Billionaire Julian Robertson‘s hedge fund Tiger Management, disclosed an equity portfolio valued at some $509.8 million as of the end of 2014. The equity portfolio is mainly invested in Technology (25%), Consumer Discretionary (24%) and Health Care (21%) stocks. Tiger Management’s last 13F filing showed that the fund raised its exposure towards consumer discretionary and health care stocks, but Mr. Robertson reduced his holdings in the tech and industrials sector. Among 10 largest holdings from Tiger Management’s equity portfolio (which amass 70.15% of the total portfolio value), several companies represent long-term bets. Among these companies are Gilead Sciences Inc. (NASDAQ:GILD), Delta Air Lines Inc. (NYSE:DAL), and BioDelivery Sciences International Inc. (NASDAQ:BDSI).
In this article we will look into Mr. Robertson’s top three picks held at the end of 2014. Two of these companies are large-cap stocks, which is obvious to see why, since the majority of most popular stocks among the hedge funds that we track are represented by large-cap companies. However, mimicking the activity of these funds by investing in their large-cap picks is not the best strategy for retail investors, since our tests of a portfolio consisting of 50 most popular picks among hedge funds underperformed the market by 7.0 basis points per month between 1999 and 2012. On the other hand small-cap picks have a better chance of helping an investor to beat the market, since our small-cap strategy returned 132% since the end of August 2012 until March 2015.

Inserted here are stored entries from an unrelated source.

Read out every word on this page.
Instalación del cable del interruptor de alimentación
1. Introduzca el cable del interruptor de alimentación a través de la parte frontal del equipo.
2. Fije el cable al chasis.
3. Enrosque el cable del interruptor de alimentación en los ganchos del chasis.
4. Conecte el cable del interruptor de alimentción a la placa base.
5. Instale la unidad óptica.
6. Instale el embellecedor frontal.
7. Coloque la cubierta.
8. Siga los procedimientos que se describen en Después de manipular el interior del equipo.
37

In Gilead Sciences Inc. (NASDAQ:GILD), Tiger Management holds 533,911 shares, up by 21% on the quarter; the value of the stake amounts to $50.32 million. The famous investment guru initiated a stake in Gilead Sciences Inc. (NASDAQ:GILD) with 387,000 shares during the second quarter of 2013. It is important to mention that the stock gained about 26.9% during 2014. Moreover, as we analyzed the data from the latest round of 13F filings, Gilead Sciences ranked among ten most popular healthcare stocks among over 730 hedge funds that we track and was also one of the favorite healthcare stocks among billionaire investors.
The popularity of Gilead Sciences among investors seems obvious. The firm is a biopharmaceutical company, which discovers, develops, and commercializes medicines in North America, South America, Europe, and the Asia-Pacific. Gilead Sciences has good profit margins (net margin of 48.62% at the end of 2014), while is focusing on others high-margin markets. An example is the approval of hepatitis C drug Sovaldi during 2013. The results appeared quickly as Sovaldi and Harvoni reached $12.4 billion in sales in 2014. This level indicates that the $11 billion acquisition of Pharmasset was a good bet. Although the firm has a leading market position in treating HIV virus, competition never stops and it peers could introduce new products in the future.
For the fourth quarte of 2014 Gilead Sciences Inc. (NASDAQ:GILD) posted revenues of $7.3 billion compared to $3.1 billion for the fourth quarter of 2013. Along with this, earnings per share (EPS) have significantly increased in the fourth quarter of 2014 to $2.18 from $0.47 a year earlier. Among the funds that we track, the largest shareholder of Gilead Sciences Inc. (NASDAQ:GILD) is Cliff Asness’ AQR Capital Management, which upped its stake by 114% on the quarter to 4.83 million shares held as of the end of 2014.